That's right, another one from the early days that still manages to hold up, even in the face of far superior super-hero team movies like The Avengers. X-men has obvious signs of being an early super-hero movie: there is the improbably world peace summit or whatever, there is the giant doomsday device that makes mutants via a whirling gyroscope, and there is inevitable battle atop a national landmark. All entirely unnecessary, but not unexpected in a film that breaks ground the way X-men does.
If you overlook the goofy "Hollywood" crap, what you find underneath is a movie with a lot of heart that gets its base characters pretty much exactly right, and tells an adventure story that is fun to watch. With a simple adventure story, there is plenty of time to focus on getting those characters right and satisfying the nerd contingent while also keeping things light enough for those who actually get out and date.
Speaking of getting characters right, Hugh Jackman. Much like Snipes and Blade, I will accept NO ONE ELSE in the role of Wolverine. Jackman nails the character right out of the gate and once he is introduced to the story, he is the reason we watch. Look, Patrick Stewart is incredible as Professor X and Gandalf is compelling as Magneto (more so in the second film). Cyclops, Jean, Rogue and Iceman are all great, but Jackman is so likeable as Logan that what is intended to be a team film borders on being a Wolverine film (and better one than the actual Wolverine film...) Rebecca Romijn is also a breakout in this film, laying some nice groundwork for her future roles in the next two X-films.
Despite having a fairly standard plot, the storytelling is also smartly done here. The story starts following Rogue, transitions to Logan and then opens up once we get to the school. We are given two characters to relate to and to introduce us to the bigger world that the story takes place in. It is also nice that the film has a sense of humor about itself that is allowed to manifest naturally through Logan's character ("what do they call you? Wheels?"). This keeps the gloomy plot from getting bogged down in itself and running us all into the river.
Like Blade, X-men is a product of the dawning of a new era in comic book movies. It has its stumbling points, but it also has its successes and those successes greatly outweigh the "blockbuster syndrome" that plagues so many films of this genre. It features enough geek moments for us comic book fans, but does not do so to the exclusion of a general audience.
I'm not as taken with this film through the lens of time, but it's still a very serviceable X-Men vehicle. It suffers from all the problems of a major "introductory" film (i.e. "Hey, look at all these characters! This is what they do!") and suffers from some odd choices on the part of the direction/acting (Storm's inconsistent accent comes to mind.)
Still, it manages to capture the essential flavors of all the characters presented. Stan is quite correct; Hugh Jackman kills it as Wolverine and I'll accept no substitutes.

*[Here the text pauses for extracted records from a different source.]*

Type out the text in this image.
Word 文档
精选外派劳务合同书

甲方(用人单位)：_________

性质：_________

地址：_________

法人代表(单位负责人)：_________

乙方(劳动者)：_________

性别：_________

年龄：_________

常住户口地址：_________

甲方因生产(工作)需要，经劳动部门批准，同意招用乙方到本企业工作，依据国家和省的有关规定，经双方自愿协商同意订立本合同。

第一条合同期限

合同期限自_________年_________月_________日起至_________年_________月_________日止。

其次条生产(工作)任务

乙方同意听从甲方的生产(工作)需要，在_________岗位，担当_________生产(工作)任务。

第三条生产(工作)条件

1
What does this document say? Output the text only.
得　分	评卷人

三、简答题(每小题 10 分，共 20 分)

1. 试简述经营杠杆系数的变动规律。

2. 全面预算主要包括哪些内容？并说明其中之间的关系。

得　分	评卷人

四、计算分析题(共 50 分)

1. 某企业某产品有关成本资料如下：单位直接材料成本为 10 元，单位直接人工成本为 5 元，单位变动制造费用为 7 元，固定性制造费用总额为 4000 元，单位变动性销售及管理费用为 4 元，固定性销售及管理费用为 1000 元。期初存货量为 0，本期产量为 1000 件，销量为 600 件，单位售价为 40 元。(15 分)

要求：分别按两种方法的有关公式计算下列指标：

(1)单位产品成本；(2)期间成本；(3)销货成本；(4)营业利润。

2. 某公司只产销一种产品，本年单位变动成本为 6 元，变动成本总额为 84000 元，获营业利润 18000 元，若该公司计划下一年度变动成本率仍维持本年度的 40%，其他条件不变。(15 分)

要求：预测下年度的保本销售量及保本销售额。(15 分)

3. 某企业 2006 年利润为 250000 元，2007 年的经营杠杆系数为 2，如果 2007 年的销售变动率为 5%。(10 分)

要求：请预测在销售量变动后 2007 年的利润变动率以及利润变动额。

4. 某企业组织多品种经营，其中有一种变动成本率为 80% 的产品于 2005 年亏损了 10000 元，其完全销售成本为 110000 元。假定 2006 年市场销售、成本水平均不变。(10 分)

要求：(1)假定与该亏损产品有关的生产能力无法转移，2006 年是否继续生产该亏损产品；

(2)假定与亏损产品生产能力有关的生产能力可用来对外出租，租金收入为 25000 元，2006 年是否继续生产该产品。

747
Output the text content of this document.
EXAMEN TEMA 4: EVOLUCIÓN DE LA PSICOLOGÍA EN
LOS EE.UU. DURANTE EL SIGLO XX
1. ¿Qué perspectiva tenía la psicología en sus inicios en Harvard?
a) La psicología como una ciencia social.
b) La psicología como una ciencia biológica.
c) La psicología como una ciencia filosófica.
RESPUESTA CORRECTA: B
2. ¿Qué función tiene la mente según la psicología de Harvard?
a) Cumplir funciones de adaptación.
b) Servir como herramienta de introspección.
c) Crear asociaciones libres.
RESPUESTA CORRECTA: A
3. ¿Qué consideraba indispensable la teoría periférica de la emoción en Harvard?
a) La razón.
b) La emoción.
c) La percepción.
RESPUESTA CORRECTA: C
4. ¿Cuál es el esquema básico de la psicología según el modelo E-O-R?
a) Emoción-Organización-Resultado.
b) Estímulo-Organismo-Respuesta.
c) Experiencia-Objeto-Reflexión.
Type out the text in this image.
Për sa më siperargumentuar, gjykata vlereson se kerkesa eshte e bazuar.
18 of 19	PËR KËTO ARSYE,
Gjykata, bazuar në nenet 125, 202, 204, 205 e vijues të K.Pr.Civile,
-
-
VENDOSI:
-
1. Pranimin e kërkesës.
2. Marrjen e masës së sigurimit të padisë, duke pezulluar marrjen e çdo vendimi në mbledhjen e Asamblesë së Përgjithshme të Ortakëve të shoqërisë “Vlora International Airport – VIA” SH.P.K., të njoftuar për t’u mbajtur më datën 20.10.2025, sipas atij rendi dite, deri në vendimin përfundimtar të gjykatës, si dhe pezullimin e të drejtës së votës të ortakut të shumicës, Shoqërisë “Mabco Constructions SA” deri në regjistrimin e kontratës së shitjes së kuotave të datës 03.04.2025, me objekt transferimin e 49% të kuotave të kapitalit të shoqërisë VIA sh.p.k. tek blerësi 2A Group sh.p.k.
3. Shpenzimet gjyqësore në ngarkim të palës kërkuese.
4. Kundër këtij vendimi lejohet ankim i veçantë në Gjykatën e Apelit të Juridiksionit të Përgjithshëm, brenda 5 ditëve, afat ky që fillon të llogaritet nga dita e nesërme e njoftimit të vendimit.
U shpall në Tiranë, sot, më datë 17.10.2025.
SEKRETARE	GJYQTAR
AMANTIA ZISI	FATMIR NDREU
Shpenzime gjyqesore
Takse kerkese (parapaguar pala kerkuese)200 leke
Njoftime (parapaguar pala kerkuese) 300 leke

It's not his fault that the stand-alone movie sucked. I think Cyclops is a douche here, but he is in the comics so no harm done. Magneto is compellingly cardboard here, doing typical super villain type stuff, but failing to delve much deeper. It's ok, though, there are more movies to go into with these characters and they improve. Oh, do they improve.
I think the ridiculous "world peace togetherness" bullshit is what kills the overall greatness of the film. A number of earlier comic book efforts are guilty of this, and I continue to hate seeing it. The over-the-top Hollywood ending is a miserable thing to saddle a movie with, and sadly, this isn't the last we see of it. Not by a long shot.
While not, to me, as satisfying as our last entry, Punisher: War Zone, this movie packs an overall higher quality of storytelling, depth of character and production value. When you add in a little top-notch casting and characterization, X-Men manages to present a solid, fun ride that is ultimately quite worthy of the Top Ten.